Bruno Fonseca y Natalia Viana
"Menos de um mês antes do
início dos protestos na Turquia, o governo brasileiro apoiou um encontro de
empresas de armamentos brasileiros com compradores estrangeiros em
Istambul".
(LA PRUEBA DE QUE BRASIL SIGUE VENDIENDO
GRANADAS DE GASES PIMIENTA A TURQUÍA)
Em 2012, quando a inscrição Made
in Brazil estampava projéteis de gás lacrimogêneo utilizados contra
manifestantes pró-democracia em Bahrein e ativistas denunciavam, inclusive, a
morte de um bebê, supostamente vítima do gás brasileiro, o Ministério das
Relações Exteriores (do Brasil) anunciou que investigaria a existência ou não
de alguma irregularidade na exportação. No entanto, um ano depois, o Itamaraty
(a sede do Ministério de Exteriores) informa que apenas observa o caso, sem
conduzir investigação alguma ou tomar medidas. Em uma resposta indignada, um
ativista norte-americano-saudita escreveu: “o Itamaraty deve acreditar que
somos ingênuos”.
Por conta da falta de restrições
à exportação de armas não letais, o gás, fabricado pela empresa Condor S.A., do
Rio de Janeiro, é empregado agora pela Polícia da Turquia na repressão aos
crescentes protestos contra o governo de Recep Tayyip Erdogan, que se
estenderam por mais de 60 localidades de todo o país, deixando centenas de
feridos e uns 2.000 detidos.
A Anistia Internacional confirmou
o uso do gás lacrimogêneo brasileiro durante as manifestações, que se iniciaram
depois de um protesto pacífico contra o corte de 600 árvores na Praça Taksim,
em Istambul. A professora norte-americana Suzette Grillot, que está em Ancara,
fotografou um dos projéteis brasileiros utilizados pela polícia: “Um membro de
nosso grupo encontrou a cápsula na noite de ontem (3 de junho), em Ancara”,
relatou a Agência Pública.
O gás lacrimogêneo brasileiro vem
sendo utilizado desde o começo dos protestos, em 31 de maio, em Istambul.

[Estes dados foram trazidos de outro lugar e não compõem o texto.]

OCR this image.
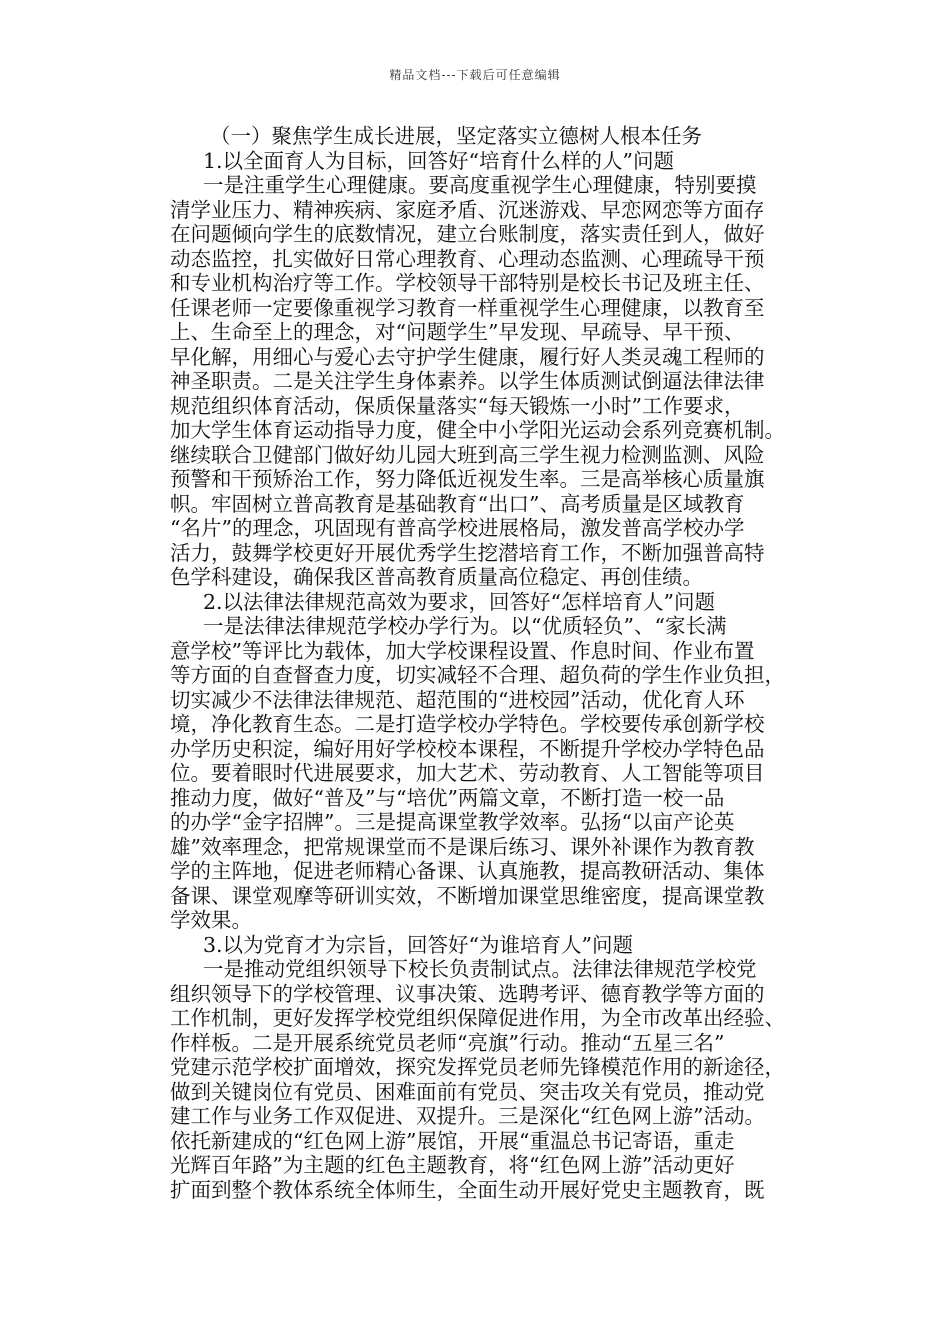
精品文档---下载后可任意编辑
（一）聚焦学生成长进展，坚定落实立德树人根本任务
1.以全面育人为目标，回答好“培育什么样的人”问题
一是注重学生心理健康。要高度重视学生心理健康，特别要摸
清学业压力、精神疾病、家庭矛盾、沉迷游戏、早恋网恋等方面存
在问题倾向学生的底数情况，建立台账制度，落实责任到人，做好
动态监控，扎实做好日常心理教育、心理动态监测、心理疏导干预
和专业机构治疗等工作。学校领导干部特别是校长书记及班主任、
任课老师一定要像重视学习教育一样重视学生心理健康，以教育至
上、生命至上的理念，对“问题学生”早发现、早疏导、早干预、
早化解，用细心与爱心去守护学生健康，履行好人类灵魂工程师的
神圣职责。二是关注学生身体素养。以学生体质测试倒逼法律法律
规范组织体育活动，保质保量落实“每天锻炼一小时”工作要求，
加大学生体育运动指导力度，健全中小学阳光运动会系列竞赛机制。
继续联合卫健部门做好幼儿园大班到高三学生视力检测监测、风险
预警和干预矫治工作，努力降低近视发生率。三是高举核心质量旗
帜。牢固树立普高教育是基础教育“出口”、高考质量是区域教育
“名片”的理念，巩固现有普高学校进展格局，激发普高学校办学
活力，鼓舞学校更好开展优秀学生挖潜培育工作，不断加强普高特
色学科建设，确保我区普高教育质量高位稳定、再创佳绩。
2.以法律法律规范高效为要求，回答好“怎样培育人”问题
一是法律法律规范学校办学行为。以“优质轻负”、“家长满
意学校”等评比为载体，加大学校课程设置、作息时间、作业布置
等方面的自查督查力度，切实减轻不合理、超负荷的学生作业负担，
切实减少不法律法律规范、超范围的“进校园”活动，优化育人环
境，净化教育生态。二是打造学校办学特色。学校要传承创新学校
办学历史积淀，编好用好学校校本课程，不断提升学校办学特色品
位。要着眼时代进展要求，加大艺术、劳动教育、人工智能等项目
推动力度，做好“普及”与“培优”两篇文章，不断打造一校一品
的办学“金字招牌”。三是提高课堂教学效率。弘扬“以亩产论英
雄”效率理念，把常规课堂而不是课后练习、课外补课作为教育教
学的主阵地，促进老师精心备课、认真施教，提高教研活动、集体
备课、课堂观摩等研训实效，不断增加课堂思维密度，提高课堂教
学效果。
3.以为党育才为宗旨，回答好“为谁培育人”问题
一是推动党组织领导下校长负责制试点。法律法律规范学校党
组织领导下的学校管理、议事决策、选聘考评、德育教学等方面的
工作机制，更好发挥学校党组织保障促进作用，为全市改革出经验、
作样板。二是开展系统党员老师“亮旗”行动。推动“五星三名”
党建示范学校扩面增效，探究发挥党员老师先锋模范作用的新途径，
做到关键岗位有党员、困难面前有党员、突击攻关有党员，推动党
建工作与业务工作双促进、双提升。三是深化“红色网上游”活动。
依托新建成的“红色网上游”展馆，开展“重温总书记寄语，重走
光辉百年路”为主题的红色主题教育，将“红色网上游”活动更好
扩面到整个教体系统全体师生，全面生动开展好党史主题教育，既
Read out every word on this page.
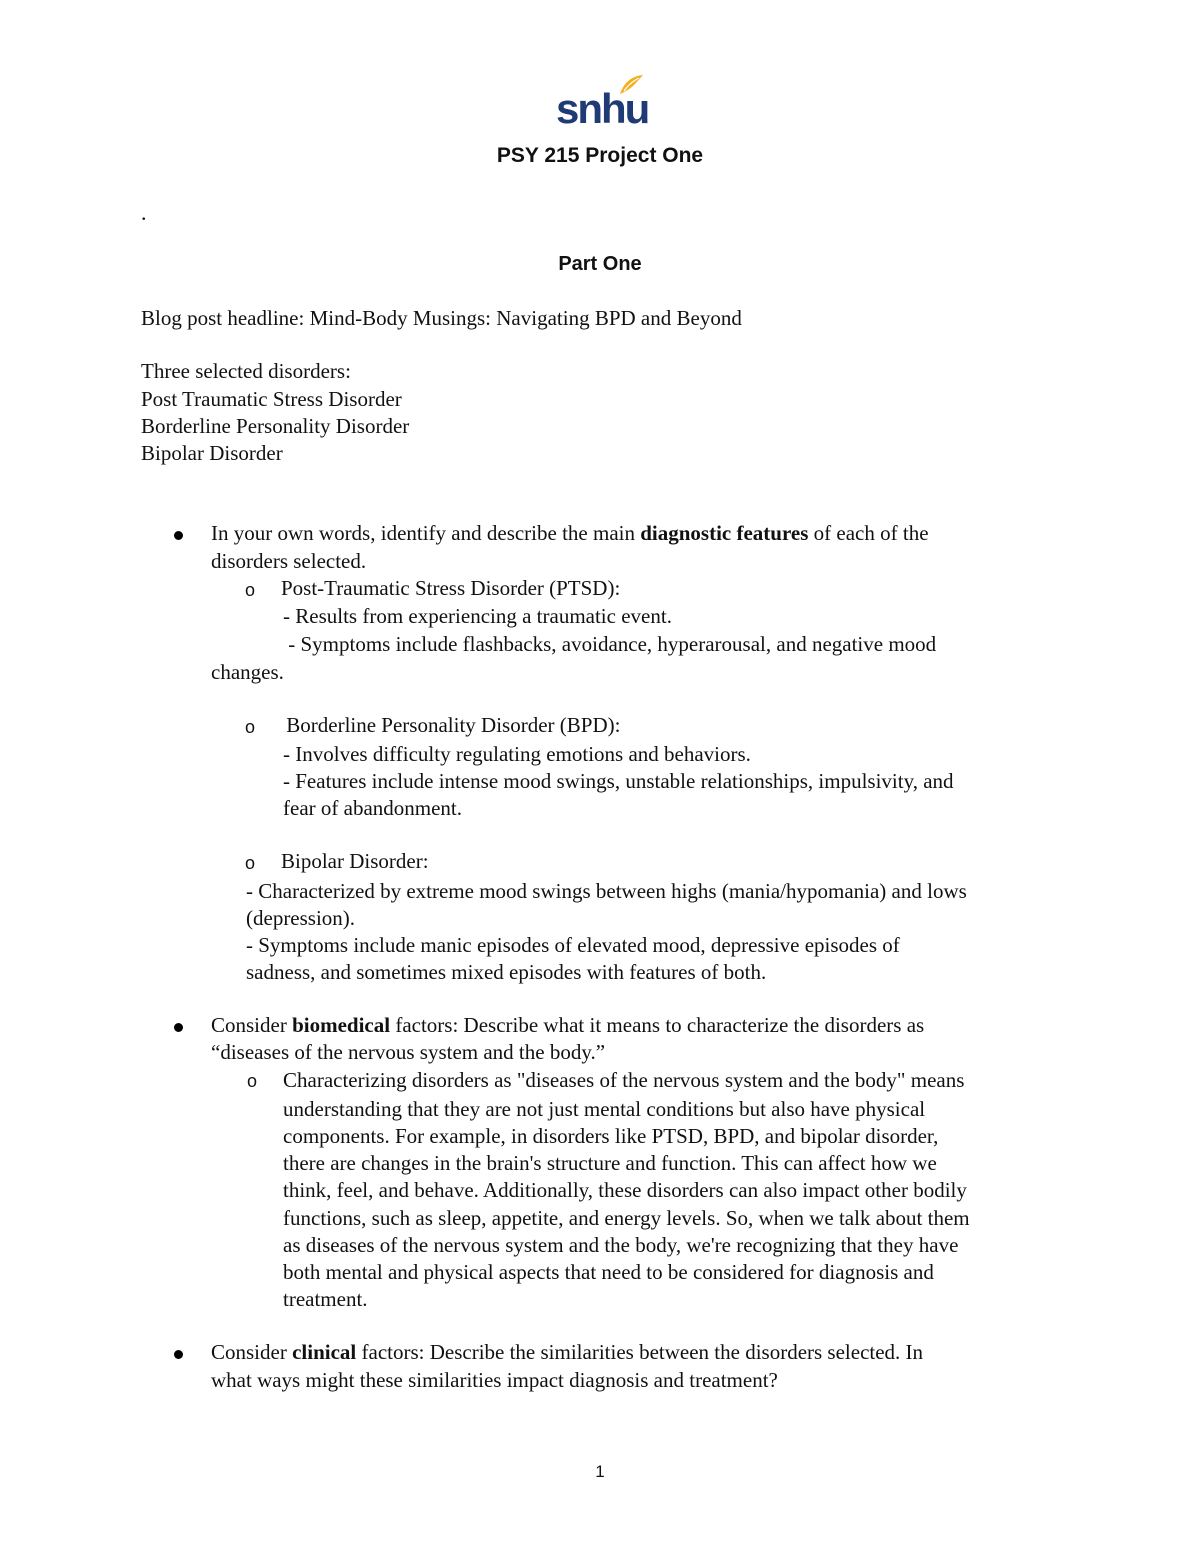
snhu
PSY 215 Project One
.
Part One
Blog post headline: Mind-Body Musings: Navigating BPD and Beyond
Three selected disorders:
Post Traumatic Stress Disorder
Borderline Personality Disorder
Bipolar Disorder
In your own words, identify and describe the main diagnostic features of each of the
disorders selected.
o Post-Traumatic Stress Disorder (PTSD):
- Results from experiencing a traumatic event.
- Symptoms include flashbacks, avoidance, hyperarousal, and negative mood
changes.
o Borderline Personality Disorder (BPD):
- Involves difficulty regulating emotions and behaviors.
- Features include intense mood swings, unstable relationships, impulsivity, and
fear of abandonment.
o Bipolar Disorder:
- Characterized by extreme mood swings between highs (mania/hypomania) and lows
(depression).
- Symptoms include manic episodes of elevated mood, depressive episodes of
sadness, and sometimes mixed episodes with features of both.
Consider biomedical factors: Describe what it means to characterize the disorders as
“diseases of the nervous system and the body.”
o Characterizing disorders as "diseases of the nervous system and the body" means
understanding that they are not just mental conditions but also have physical
components. For example, in disorders like PTSD, BPD, and bipolar disorder,
there are changes in the brain's structure and function. This can affect how we
think, feel, and behave. Additionally, these disorders can also impact other bodily
functions, such as sleep, appetite, and energy levels. So, when we talk about them
as diseases of the nervous system and the body, we're recognizing that they have
both mental and physical aspects that need to be considered for diagnosis and
treatment.
Consider clinical factors: Describe the similarities between the disorders selected. In
what ways might these similarities impact diagnosis and treatment?
1
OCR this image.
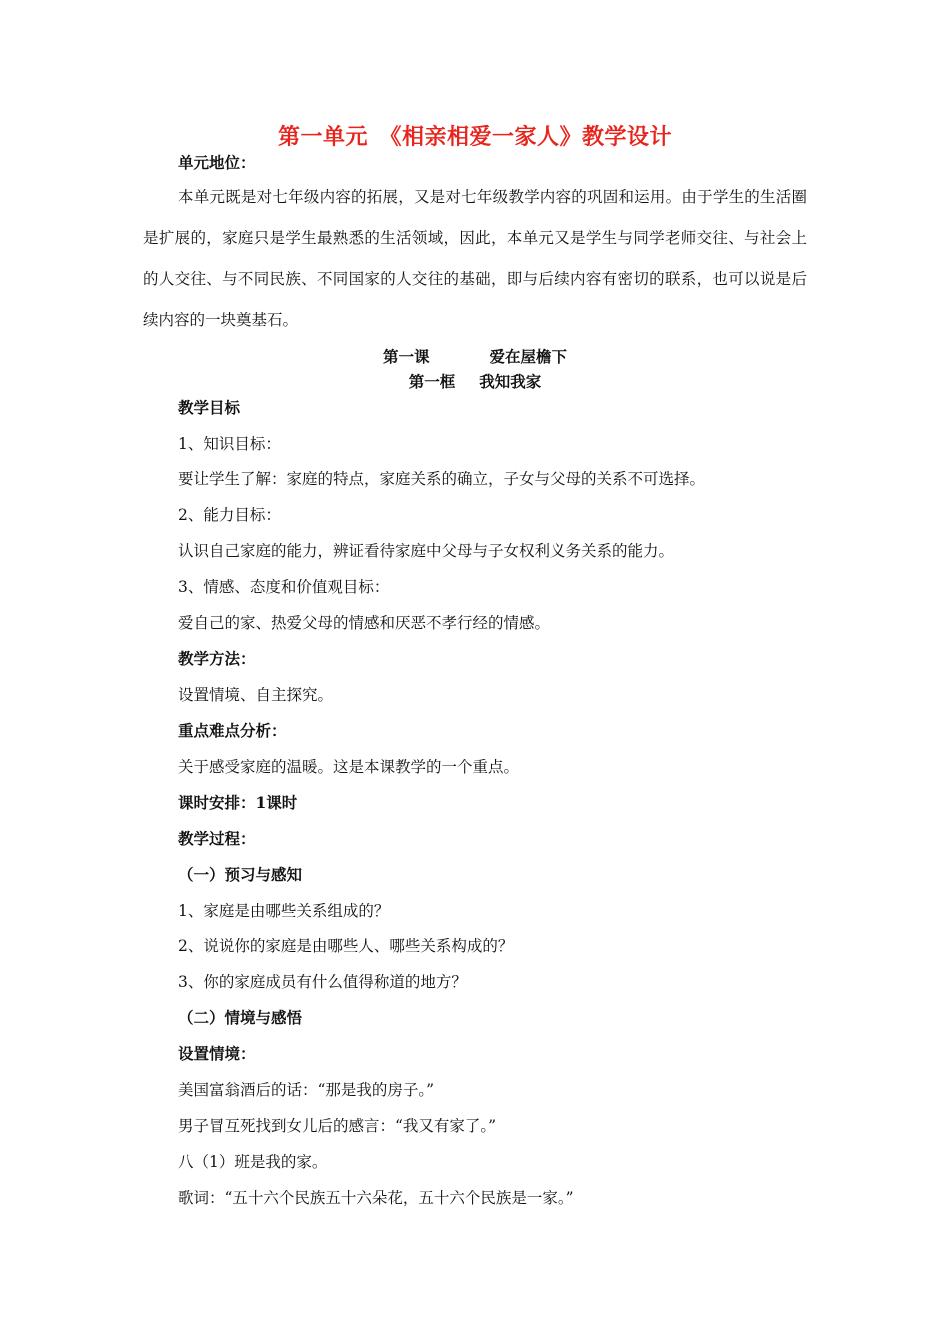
第一单元　《相亲相爱一家人》教学设计
单元地位：
本单元既是对七年级内容的拓展，又是对七年级教学内容的巩固和运用。由于学生的生活圈是扩展的，家庭只是学生最熟悉的生活领域，因此，本单元又是学生与同学老师交往、与社会上的人交往、与不同民族、不同国家的人交往的基础，即与后续内容有密切的联系，也可以说是后续内容的一块奠基石。
第一课	爱在屋檐下
第一框 我知我家
教学目标
1、知识目标：
要让学生了解：家庭的特点，家庭关系的确立，子女与父母的关系不可选择。
2、能力目标：
认识自己家庭的能力，辨证看待家庭中父母与子女权利义务关系的能力。
3、情感、态度和价值观目标：
爱自己的家、热爱父母的情感和厌恶不孝行经的情感。
教学方法：
设置情境、自主探究。
重点难点分析：
关于感受家庭的温暖。这是本课教学的一个重点。
课时安排：1课时
教学过程：
（一）预习与感知
1、家庭是由哪些关系组成的？
2、说说你的家庭是由哪些人、哪些关系构成的？
3、你的家庭成员有什么值得称道的地方？
（二）情境与感悟
设置情境：
美国富翁酒后的话：“那是我的房子。”
男子冒互死找到女儿后的感言：“我又有家了。”
八（1）班是我的家。
歌词：“五十六个民族五十六朵花，五十六个民族是一家。”
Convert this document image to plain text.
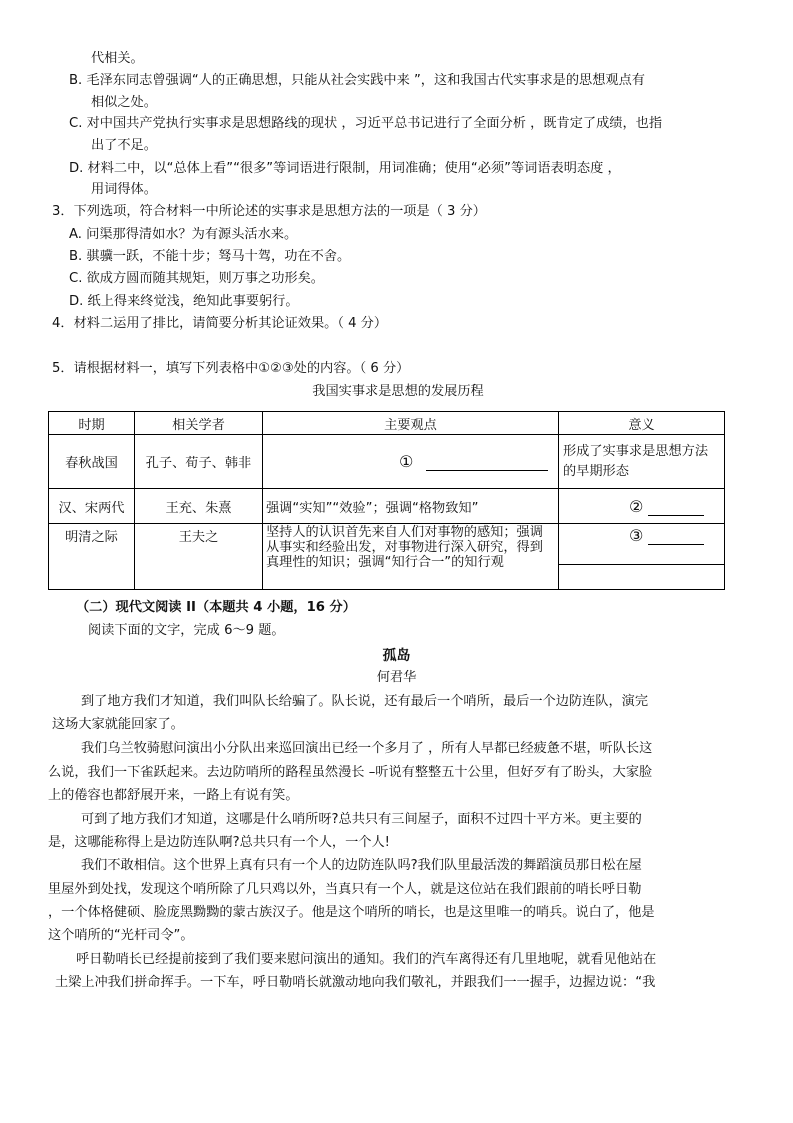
代相关。
B. 毛泽东同志曾强调“人的正确思想，只能从社会实践中来 ”，这和我国古代实事求是的思想观点有
相似之处。
C. 对中国共产党执行实事求是思想路线的现状 ，习近平总书记进行了全面分析 ，既肯定了成绩，也指
出了不足。
D. 材料二中，以“总体上看”“很多”等词语进行限制，用词准确；使用“必须”等词语表明态度 ，
用词得体。
3．下列选项，符合材料一中所论述的实事求是思想方法的一项是（ 3 分）
A. 问渠那得清如水？为有源头活水来。
B. 骐骥一跃，不能十步；驽马十驾，功在不舍。
C. 欲成方圆而随其规矩，则万事之功形矣。
D. 纸上得来终觉浅，绝知此事要躬行。
4．材料二运用了排比，请简要分析其论证效果。（ 4 分）
5．请根据材料一，填写下列表格中①②③处的内容。（ 6 分）
我国实事求是思想的发展历程
时期	相关学者	主要观点	意义
春秋战国	孔子、荀子、韩非	①	形成了实事求是思想方法的早期形态
汉、宋两代	王充、朱熹	强调“实知”“效验”；强调“格物致知”	②
明清之际	王夫之	坚持人的认识首先来自人们对事物的感知；强调从事实和经验出发，对事物进行深入研究，得到真理性的知识；强调“知行合一”的知行观	③
（二）现代文阅读 II（本题共 4 小题，16 分）
阅读下面的文字，完成 6～9 题。
孤岛
何君华
到了地方我们才知道，我们叫队长给骗了。队长说，还有最后一个哨所，最后一个边防连队，演完
这场大家就能回家了。
我们乌兰牧骑慰问演出小分队出来巡回演出已经一个多月了 ，所有人早都已经疲惫不堪，听队长这
么说，我们一下雀跃起来。去边防哨所的路程虽然漫长 –听说有整整五十公里，但好歹有了盼头，大家脸
上的倦容也都舒展开来，一路上有说有笑。
可到了地方我们才知道，这哪是什么哨所呀?总共只有三间屋子，面积不过四十平方米。更主要的
是，这哪能称得上是边防连队啊?总共只有一个人，一个人!
我们不敢相信。这个世界上真有只有一个人的边防连队吗?我们队里最活泼的舞蹈演员那日松在屋
里屋外到处找，发现这个哨所除了几只鸡以外，当真只有一个人，就是这位站在我们跟前的哨长呼日勒
，一个体格健硕、脸庞黑黝黝的蒙古族汉子。他是这个哨所的哨长，也是这里唯一的哨兵。说白了，他是
这个哨所的“光杆司令”。
呼日勒哨长已经提前接到了我们要来慰问演出的通知。我们的汽车离得还有几里地呢，就看见他站在
土梁上冲我们拼命挥手。一下车，呼日勒哨长就激动地向我们敬礼，并跟我们一一握手，边握边说：“我
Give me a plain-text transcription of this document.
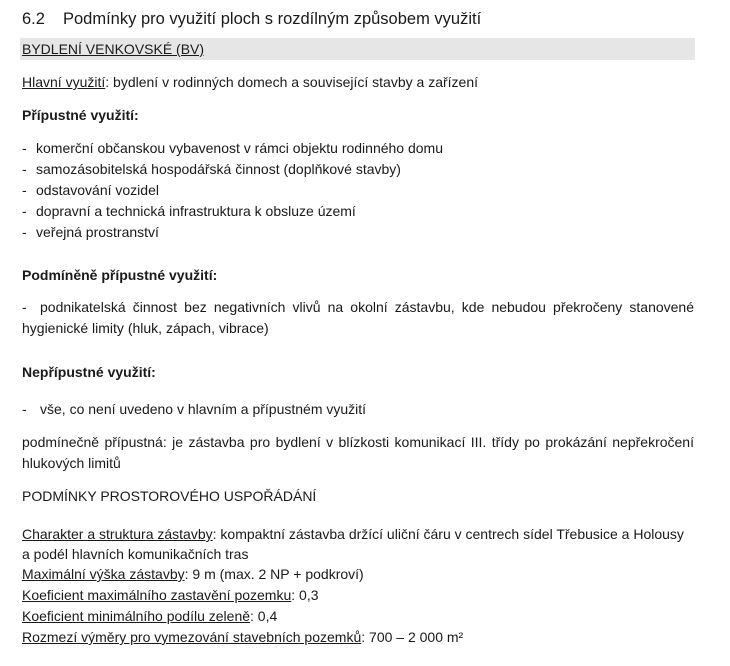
6.2 Podmínky pro využití ploch s rozdílným způsobem využití
BYDLENÍ VENKOVSKÉ (BV)
Hlavní využití: bydlení v rodinných domech a související stavby a zařízení
Přípustné využití:
- komerční občanskou vybavenost v rámci objektu rodinného domu
- samozásobitelská hospodářská činnost (doplňkové stavby)
- odstavování vozidel
- dopravní a technická infrastruktura k obsluze území
- veřejná prostranství
Podmíněně přípustné využití:
- podnikatelská činnost bez negativních vlivů na okolní zástavbu, kde nebudou překročeny stanovené hygienické limity (hluk, zápach, vibrace)
Nepřípustné využití:
- vše, co není uvedeno v hlavním a přípustném využití
podmínečně přípustná: je zástavba pro bydlení v blízkosti komunikací III. třídy po prokázání nepřekročení hlukových limitů
PODMÍNKY PROSTOROVÉHO USPOŘÁDÁNÍ
Charakter a struktura zástavby: kompaktní zástavba držící uliční čáru v centrech sídel Třebusice a Holousy a podél hlavních komunikačních tras
Maximální výška zástavby: 9 m (max. 2 NP + podkroví)
Koeficient maximálního zastavění pozemku: 0,3
Koeficient minimálního podílu zeleně: 0,4
Rozmezí výměry pro vymezování stavebních pozemků: 700 – 2 000 m²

“Aquele dia tinha apenas um pequeno grupo de ambientalistas. A polícia invadiu
o parque às cinco da manhã, quando o grupo dormia nas tendas. Os policiais
queimaram as tendas e atacaram os manifestantes com gás lacrimogêneo”, conta um
participante do movimento Occupy Gezi, que preferiu não identificar-se por medo
de represálias. “Os policiais tinham que apontar os projéteis de gás para cima,
mas os apontavam para nós. Alguns perderam a vista ao serem atingidos
diretamente (pelos projéteis). Outros receberam os disparos nos braços e nas
pernas. Existem centenas de vídeos mostrando os efeitos do gás: lágrimas,
náusea, vômito, dificuldades para respirar”.
O escritório de Direitos Humanos
da ONU pediu à Turquia que conduzisse uma investigação independente sobre a
conduta de suas forças de segurança em relação aos protestos. “Estamos
preocupados com os relatos de uso excessivo de força pelos agentes da lei
contra os manifestantes”, disse um porta-voz do Alto Comissariado das Nações
Unidas para os Direitos Humanos, Cecile Pouilly.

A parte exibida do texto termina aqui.